If “fear of social judgment” is a major factor driving bisexuals into child-producing heterosexual marriages (or keeping them in those marriages) rather than long-term same-sex romances, isn’t it reasonable to expect that tearing down that social judgment will result in fewer child-producing marriages? If I had graduated from high school in the ’70s or ’80s, rather than the late ’90s, isn’t it likely that a bisexual, bi-amorous man like me would have kept my gay trysts secret and ended up married to a woman like the men your reader has been banging?

Excluding gays from marriage has no real rational arguments to back it up, as several courts have held and as a majority of Americans now seem to understand.
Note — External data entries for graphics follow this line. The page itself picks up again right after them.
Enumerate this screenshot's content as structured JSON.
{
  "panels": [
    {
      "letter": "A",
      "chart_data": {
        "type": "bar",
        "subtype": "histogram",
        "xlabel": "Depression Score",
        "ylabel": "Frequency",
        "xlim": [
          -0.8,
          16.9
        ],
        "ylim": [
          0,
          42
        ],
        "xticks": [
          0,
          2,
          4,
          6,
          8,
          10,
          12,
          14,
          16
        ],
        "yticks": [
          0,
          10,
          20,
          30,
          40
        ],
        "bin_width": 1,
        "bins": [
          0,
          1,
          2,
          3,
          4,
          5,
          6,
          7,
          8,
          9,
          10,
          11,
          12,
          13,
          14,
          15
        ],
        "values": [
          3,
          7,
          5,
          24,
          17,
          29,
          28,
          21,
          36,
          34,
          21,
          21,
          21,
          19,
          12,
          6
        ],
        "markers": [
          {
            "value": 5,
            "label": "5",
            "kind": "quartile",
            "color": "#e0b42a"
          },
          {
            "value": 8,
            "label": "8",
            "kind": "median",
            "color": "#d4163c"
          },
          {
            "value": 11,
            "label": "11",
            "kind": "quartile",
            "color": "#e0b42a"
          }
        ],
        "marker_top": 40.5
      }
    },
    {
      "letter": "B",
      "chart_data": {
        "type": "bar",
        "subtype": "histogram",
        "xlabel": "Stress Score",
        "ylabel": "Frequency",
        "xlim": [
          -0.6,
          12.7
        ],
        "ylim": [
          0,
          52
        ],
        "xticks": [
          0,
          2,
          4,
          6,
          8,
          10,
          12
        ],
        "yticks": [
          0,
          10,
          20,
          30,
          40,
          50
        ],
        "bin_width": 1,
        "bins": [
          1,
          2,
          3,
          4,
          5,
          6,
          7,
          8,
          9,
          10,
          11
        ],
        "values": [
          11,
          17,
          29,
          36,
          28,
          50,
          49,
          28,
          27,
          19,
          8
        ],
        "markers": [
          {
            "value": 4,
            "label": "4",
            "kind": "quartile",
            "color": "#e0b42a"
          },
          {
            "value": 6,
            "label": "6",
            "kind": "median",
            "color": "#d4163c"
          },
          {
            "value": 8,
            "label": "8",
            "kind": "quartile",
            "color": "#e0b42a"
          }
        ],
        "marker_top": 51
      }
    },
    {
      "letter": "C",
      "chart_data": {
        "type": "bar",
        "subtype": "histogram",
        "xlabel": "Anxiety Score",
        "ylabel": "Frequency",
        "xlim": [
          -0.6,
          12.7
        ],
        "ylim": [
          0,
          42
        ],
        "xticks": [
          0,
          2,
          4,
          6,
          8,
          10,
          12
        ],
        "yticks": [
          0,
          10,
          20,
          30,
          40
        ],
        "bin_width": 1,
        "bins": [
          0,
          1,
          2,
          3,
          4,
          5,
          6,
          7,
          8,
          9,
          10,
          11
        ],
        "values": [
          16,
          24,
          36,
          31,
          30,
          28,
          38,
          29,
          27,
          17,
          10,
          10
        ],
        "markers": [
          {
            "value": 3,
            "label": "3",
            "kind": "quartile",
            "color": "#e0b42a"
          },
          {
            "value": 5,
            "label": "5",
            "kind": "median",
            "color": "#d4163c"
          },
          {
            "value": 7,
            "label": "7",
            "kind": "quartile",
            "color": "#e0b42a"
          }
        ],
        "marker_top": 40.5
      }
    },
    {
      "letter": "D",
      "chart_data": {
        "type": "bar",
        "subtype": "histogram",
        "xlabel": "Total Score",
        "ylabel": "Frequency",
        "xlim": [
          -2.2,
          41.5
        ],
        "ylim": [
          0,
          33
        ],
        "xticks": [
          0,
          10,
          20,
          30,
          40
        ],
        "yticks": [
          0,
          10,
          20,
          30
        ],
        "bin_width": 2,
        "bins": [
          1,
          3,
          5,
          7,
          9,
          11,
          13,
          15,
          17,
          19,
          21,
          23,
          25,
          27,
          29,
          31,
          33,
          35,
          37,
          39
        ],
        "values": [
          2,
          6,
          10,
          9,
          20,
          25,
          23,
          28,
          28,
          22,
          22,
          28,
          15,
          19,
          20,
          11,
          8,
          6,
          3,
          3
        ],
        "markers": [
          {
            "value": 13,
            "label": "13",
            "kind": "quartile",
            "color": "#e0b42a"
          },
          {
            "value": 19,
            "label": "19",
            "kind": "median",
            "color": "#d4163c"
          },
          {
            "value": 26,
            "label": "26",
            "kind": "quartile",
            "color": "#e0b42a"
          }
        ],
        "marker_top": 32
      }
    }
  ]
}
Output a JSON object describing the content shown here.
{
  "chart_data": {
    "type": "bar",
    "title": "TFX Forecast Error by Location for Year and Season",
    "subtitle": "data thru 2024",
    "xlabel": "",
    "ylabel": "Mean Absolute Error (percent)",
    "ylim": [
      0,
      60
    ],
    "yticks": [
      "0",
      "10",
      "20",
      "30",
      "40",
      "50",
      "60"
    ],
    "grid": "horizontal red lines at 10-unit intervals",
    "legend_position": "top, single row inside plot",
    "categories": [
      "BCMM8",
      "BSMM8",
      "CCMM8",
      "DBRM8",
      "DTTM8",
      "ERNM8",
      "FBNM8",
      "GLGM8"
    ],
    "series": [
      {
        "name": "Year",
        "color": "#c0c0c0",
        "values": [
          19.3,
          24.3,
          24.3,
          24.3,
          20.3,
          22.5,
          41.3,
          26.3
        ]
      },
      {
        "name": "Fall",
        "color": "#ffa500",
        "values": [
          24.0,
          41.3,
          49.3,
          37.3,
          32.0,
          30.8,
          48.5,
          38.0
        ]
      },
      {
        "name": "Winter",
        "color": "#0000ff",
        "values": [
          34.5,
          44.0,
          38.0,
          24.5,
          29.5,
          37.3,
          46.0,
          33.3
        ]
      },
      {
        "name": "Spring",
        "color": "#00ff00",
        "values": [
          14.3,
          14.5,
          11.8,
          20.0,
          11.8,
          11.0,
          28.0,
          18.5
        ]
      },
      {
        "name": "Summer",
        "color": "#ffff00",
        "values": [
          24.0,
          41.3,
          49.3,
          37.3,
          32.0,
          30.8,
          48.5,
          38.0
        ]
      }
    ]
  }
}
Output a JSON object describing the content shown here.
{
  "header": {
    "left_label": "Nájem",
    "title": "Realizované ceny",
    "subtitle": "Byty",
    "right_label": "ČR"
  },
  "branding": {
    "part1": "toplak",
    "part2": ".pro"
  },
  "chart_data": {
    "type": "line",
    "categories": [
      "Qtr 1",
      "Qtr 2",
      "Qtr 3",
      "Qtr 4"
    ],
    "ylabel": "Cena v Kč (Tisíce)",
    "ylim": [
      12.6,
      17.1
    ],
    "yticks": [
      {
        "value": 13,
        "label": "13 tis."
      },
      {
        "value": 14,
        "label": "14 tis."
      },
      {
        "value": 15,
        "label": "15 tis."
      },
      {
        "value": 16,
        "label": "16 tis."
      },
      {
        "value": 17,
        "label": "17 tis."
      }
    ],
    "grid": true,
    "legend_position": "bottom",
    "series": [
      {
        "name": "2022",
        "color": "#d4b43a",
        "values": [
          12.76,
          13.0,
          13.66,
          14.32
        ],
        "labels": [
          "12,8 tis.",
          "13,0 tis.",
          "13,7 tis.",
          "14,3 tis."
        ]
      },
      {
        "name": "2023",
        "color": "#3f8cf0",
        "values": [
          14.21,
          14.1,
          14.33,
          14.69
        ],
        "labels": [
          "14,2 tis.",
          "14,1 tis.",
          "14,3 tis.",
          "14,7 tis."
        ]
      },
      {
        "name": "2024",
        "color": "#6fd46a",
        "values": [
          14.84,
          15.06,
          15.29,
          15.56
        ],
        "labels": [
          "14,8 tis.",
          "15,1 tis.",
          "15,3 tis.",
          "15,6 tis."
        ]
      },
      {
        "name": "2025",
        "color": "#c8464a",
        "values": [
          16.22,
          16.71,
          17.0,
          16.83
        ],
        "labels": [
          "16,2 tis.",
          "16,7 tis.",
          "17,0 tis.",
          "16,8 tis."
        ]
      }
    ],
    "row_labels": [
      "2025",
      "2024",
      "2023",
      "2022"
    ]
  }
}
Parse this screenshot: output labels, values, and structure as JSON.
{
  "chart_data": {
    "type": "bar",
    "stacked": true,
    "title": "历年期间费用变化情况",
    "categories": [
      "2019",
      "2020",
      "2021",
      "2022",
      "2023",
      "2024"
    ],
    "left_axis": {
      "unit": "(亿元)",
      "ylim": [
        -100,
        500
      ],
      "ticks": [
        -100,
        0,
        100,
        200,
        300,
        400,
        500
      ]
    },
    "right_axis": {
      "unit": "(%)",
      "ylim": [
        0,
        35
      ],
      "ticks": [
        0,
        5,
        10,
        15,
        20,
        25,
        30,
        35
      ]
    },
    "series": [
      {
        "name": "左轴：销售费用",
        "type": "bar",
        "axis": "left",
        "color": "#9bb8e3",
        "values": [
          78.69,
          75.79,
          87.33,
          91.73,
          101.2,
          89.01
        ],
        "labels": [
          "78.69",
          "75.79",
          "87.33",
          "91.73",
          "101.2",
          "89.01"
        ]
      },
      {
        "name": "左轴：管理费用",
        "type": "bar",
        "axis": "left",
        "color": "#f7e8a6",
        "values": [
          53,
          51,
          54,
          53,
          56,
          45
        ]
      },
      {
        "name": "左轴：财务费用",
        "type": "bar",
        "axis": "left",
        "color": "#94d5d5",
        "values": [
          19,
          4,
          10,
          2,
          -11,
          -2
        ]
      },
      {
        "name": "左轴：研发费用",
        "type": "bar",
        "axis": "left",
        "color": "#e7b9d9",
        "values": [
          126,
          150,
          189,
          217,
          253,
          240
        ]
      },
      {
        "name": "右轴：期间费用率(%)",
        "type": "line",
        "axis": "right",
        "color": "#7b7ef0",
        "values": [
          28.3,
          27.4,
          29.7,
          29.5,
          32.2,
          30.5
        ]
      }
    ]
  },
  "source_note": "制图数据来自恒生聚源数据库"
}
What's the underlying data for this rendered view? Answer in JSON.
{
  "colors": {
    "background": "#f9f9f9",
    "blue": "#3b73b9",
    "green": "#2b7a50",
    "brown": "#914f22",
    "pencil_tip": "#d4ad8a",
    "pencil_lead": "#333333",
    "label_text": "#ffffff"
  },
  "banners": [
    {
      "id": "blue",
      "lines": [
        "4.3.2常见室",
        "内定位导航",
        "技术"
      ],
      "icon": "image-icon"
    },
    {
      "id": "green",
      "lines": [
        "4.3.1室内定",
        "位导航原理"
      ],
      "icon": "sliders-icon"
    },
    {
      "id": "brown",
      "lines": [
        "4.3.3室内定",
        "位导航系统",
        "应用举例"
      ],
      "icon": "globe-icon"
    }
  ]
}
But doesn’t excluding bisexuals from gay marriage leave them only one available, socially acceptable romantic option, which happens to be the option that may result in bearing children? And if we accept a bisexual, bi-amorous model of human sexuality/amorosity, isn’t that a rational reason to adhere to traditional heterosexual-only marriage?

A female perspective:

I’m a “straight” woman, but the post seemed to be talking about me. It has helped me understand an experience that has left me reeling and confused about my sexuality. I would definitely say that I am “bi-sexual but hetero-amorous.” I’m 29 and I’d never had a sexual experience with a woman, not even so much as a kiss, but I’d always been open to it. It was such a part of me that I sort of thought that everyone felt this way. How could you not want to kiss women? They are so soft and beautiful!

However, it wasn’t something that ever made me question my sexuality, because I was so obviously attracted to men and the thought of dating a woman did nothing for me. I had no desire for it whatsoever. I was perfectly romantically and physically satisfied by men.

A few weeks ago, however, I had a threesome for the first time (two girls and one guy) and it was one of the most satisfying and eye-opening experiences of my life. It was a great experience, but it left me with a lot of questions. I kept wondering: Am I bisexual now? But I have no desire to date a woman, even though having sex with one was amazing and satisfying. Am I terrible person? Someone who only wanted to have sex with women but didn’t want to date them? Reading that other people have experience this same kind of disconnect between their emotional and sexual desires has helped me put this experience in context.